Developing and Contributing to Experimental Features
Marking a Feature as Experimental
- Apply the
Experimental
attribute to classes, methods, or properties:
[Experimental("SKEXP0101", "FeatureCategory")]
public class NewFeature { }
- Include a brief description explaining why the feature is experimental.
- Use meaningful tags as the second argument to categorize and track experimental features.
Coding and Documentation Best Practices
- Follow Coding Standards – Maintain Semantic Kernel's coding conventions.
- Write Unit Tests – Ensure basic functionality and prevent regressions.
- Document All Changes – Update relevant documentation, including
EXPERIMENTS.md
. - Use GitHub for Discussions – Open issues or discussions to gather feedback.
- Consider Feature Flags – Where appropriate, use feature flags to allow opt-in/opt-out.
Communicating Changes
- Clearly document updates, fixes, or breaking changes.
- Provide migration guidance if the feature is evolving.
- Tag the relevant GitHub issues for tracking progress.
Future of Experimental Features
Experimental features follow one of three paths:
- Graduation to Stable – If a feature is well-received and technically sound, it may be promoted to stable.
- Deprecation & Removal – Features that do not align with long-term goals may be removed.

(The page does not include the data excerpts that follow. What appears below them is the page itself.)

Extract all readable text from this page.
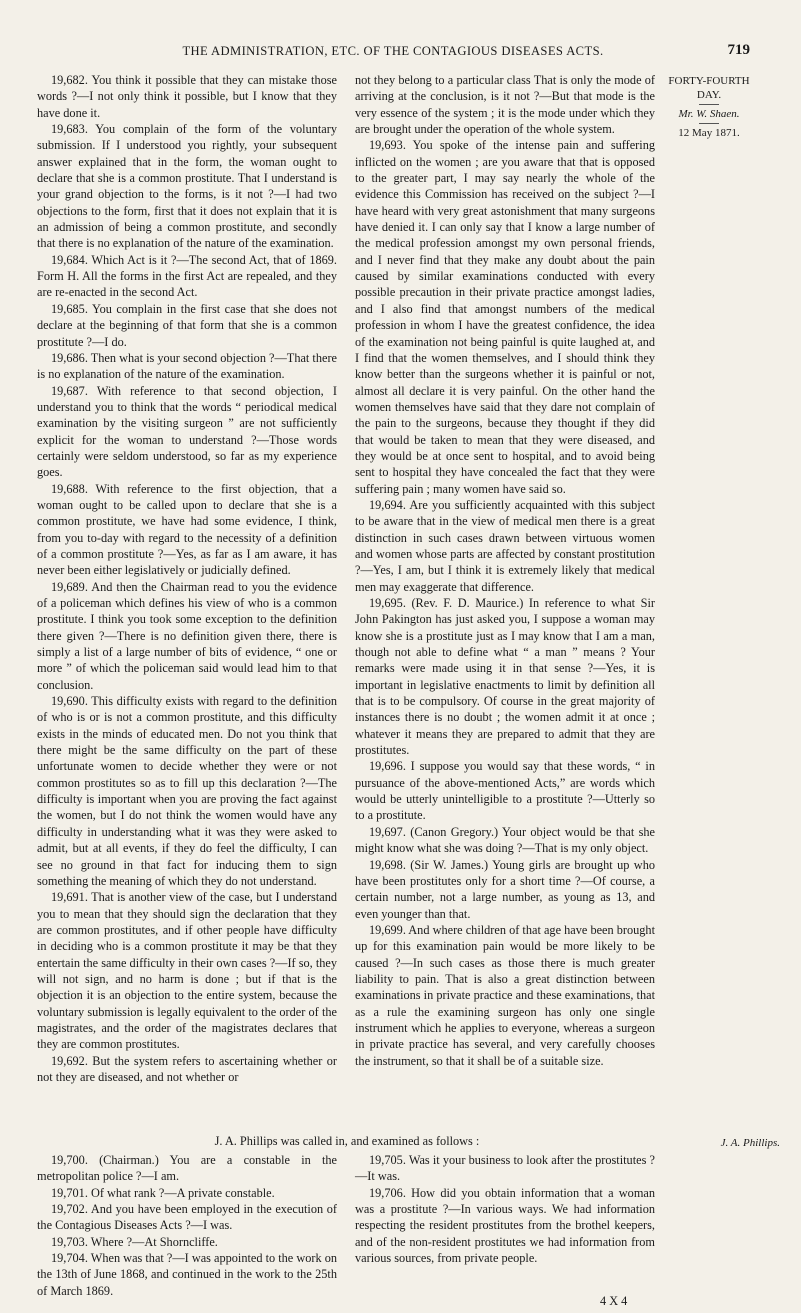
THE ADMINISTRATION, ETC. OF THE CONTAGIOUS DISEASES ACTS.	719
FORTY-FOURTH DAY.
Mr. W. Shaen.
12 May 1871.

19,682. You think it possible that they can mistake those words ?—I not only think it possible, but I know that they have done it.

19,683. You complain of the form of the voluntary submission. If I understood you rightly, your subsequent answer explained that in the form, the woman ought to declare that she is a common prostitute. That I understand is your grand objection to the forms, is it not ?—I had two objections to the form, first that it does not explain that it is an admission of being a common prostitute, and secondly that there is no explanation of the nature of the examination.

19,684. Which Act is it ?—The second Act, that of 1869. Form H. All the forms in the first Act are repealed, and they are re-enacted in the second Act.

19,685. You complain in the first case that she does not declare at the beginning of that form that she is a common prostitute ?—I do.

19,686. Then what is your second objection ?—That there is no explanation of the nature of the examination.

19,687. With reference to that second objection, I understand you to think that the words “ periodical medical examination by the visiting surgeon ” are not sufficiently explicit for the woman to understand ?—Those words certainly were seldom understood, so far as my experience goes.

19,688. With reference to the first objection, that a woman ought to be called upon to declare that she is a common prostitute, we have had some evidence, I think, from you to-day with regard to the necessity of a definition of a common prostitute ?—Yes, as far as I am aware, it has never been either legislatively or judicially defined.

19,689. And then the Chairman read to you the evidence of a policeman which defines his view of who is a common prostitute. I think you took some exception to the definition there given ?—There is no definition given there, there is simply a list of a large number of bits of evidence, “ one or more ” of which the policeman said would lead him to that conclusion.

19,690. This difficulty exists with regard to the definition of who is or is not a common prostitute, and this difficulty exists in the minds of educated men. Do not you think that there might be the same difficulty on the part of these unfortunate women to decide whether they were or not common prostitutes so as to fill up this declaration ?—The difficulty is important when you are proving the fact against the women, but I do not think the women would have any difficulty in understanding what it was they were asked to admit, but at all events, if they do feel the difficulty, I can see no ground in that fact for inducing them to sign something the meaning of which they do not understand.

19,691. That is another view of the case, but I understand you to mean that they should sign the declaration that they are common prostitutes, and if other people have difficulty in deciding who is a common prostitute it may be that they entertain the same difficulty in their own cases ?—If so, they will not sign, and no harm is done ; but if that is the objection it is an objection to the entire system, because the voluntary submission is legally equivalent to the order of the magistrates, and the order of the magistrates declares that they are common prostitutes.

19,692. But the system refers to ascertaining whether or not they are diseased, and not whether or

not they belong to a particular class That is only the mode of arriving at the conclusion, is it not ?—But that mode is the very essence of the system ; it is the mode under which they are brought under the operation of the whole system.

19,693. You spoke of the intense pain and suffering inflicted on the women ; are you aware that that is opposed to the greater part, I may say nearly the whole of the evidence this Commission has received on the subject ?—I have heard with very great astonishment that many surgeons have denied it. I can only say that I know a large number of the medical profession amongst my own personal friends, and I never find that they make any doubt about the pain caused by similar examinations conducted with every possible precaution in their private practice amongst ladies, and I also find that amongst numbers of the medical profession in whom I have the greatest confidence, the idea of the examination not being painful is quite laughed at, and I find that the women themselves, and I should think they know better than the surgeons whether it is painful or not, almost all declare it is very painful. On the other hand the women themselves have said that they dare not complain of the pain to the surgeons, because they thought if they did that would be taken to mean that they were diseased, and they would be at once sent to hospital, and to avoid being sent to hospital they have concealed the fact that they were suffering pain ; many women have said so.

19,694. Are you sufficiently acquainted with this subject to be aware that in the view of medical men there is a great distinction in such cases drawn between virtuous women and women whose parts are affected by constant prostitution ?—Yes, I am, but I think it is extremely likely that medical men may exaggerate that difference.

19,695. (Rev. F. D. Maurice.) In reference to what Sir John Pakington has just asked you, I suppose a woman may know she is a prostitute just as I may know that I am a man, though not able to define what “ a man ” means ? Your remarks were made using it in that sense ?—Yes, it is important in legislative enactments to limit by definition all that is to be compulsory. Of course in the great majority of instances there is no doubt ; the women admit it at once ; whatever it means they are prepared to admit that they are prostitutes.

19,696. I suppose you would say that these words, “ in pursuance of the above-mentioned Acts,” are words which would be utterly unintelligible to a prostitute ?—Utterly so to a prostitute.

19,697. (Canon Gregory.) Your object would be that she might know what she was doing ?—That is my only object.

19,698. (Sir W. James.) Young girls are brought up who have been prostitutes only for a short time ?—Of course, a certain number, not a large number, as young as 13, and even younger than that.

19,699. And where children of that age have been brought up for this examination pain would be more likely to be caused ?—In such cases as those there is much greater liability to pain. That is also a great distinction between examinations in private practice and these examinations, that as a rule the examining surgeon has only one single instrument which he applies to everyone, whereas a surgeon in private practice has several, and very carefully chooses the instrument, so that it shall be of a suitable size.

J. A. Phillips was called in, and examined as follows :	J. A. Phillips.

19,700. (Chairman.) You are a constable in the metropolitan police ?—I am.

19,701. Of what rank ?—A private constable.

19,702. And you have been employed in the execution of the Contagious Diseases Acts ?—I was.

19,703. Where ?—At Shorncliffe.

19,704. When was that ?—I was appointed to the work on the 13th of June 1868, and continued in the work to the 25th of March 1869.

19,705. Was it your business to look after the prostitutes ?—It was.

19,706. How did you obtain information that a woman was a prostitute ?—In various ways. We had information respecting the resident prostitutes from the brothel keepers, and of the non-resident prostitutes we had information from various sources, from private people.

4 X 4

- Continuous Experimentation – Some features may remain experimental indefinitely while being iterated upon.
The Semantic Kernel team strives to communicate experimental feature updates through release notes and documentation updates.
Getting Involved
The community plays a crucial role in shaping the future of experimental features. Provide feedback via:
- GitHub Issues – Report bugs, request improvements, or share concerns.
- Discussions & PRs – Engage in discussions and contribute directly to the codebase.
Summary
- Experimental features allow users to test and provide feedback on new capabilities in Semantic Kernel.
- They may change frequently, have limited support, and require caution when used in production.
- Contributors should follow best practices, use
[Experimental]
correctly, and document changes properly. - Users can suppress warnings for experimental features but should stay updated on their evolution.
For the latest details, check EXPERIMENTS.md.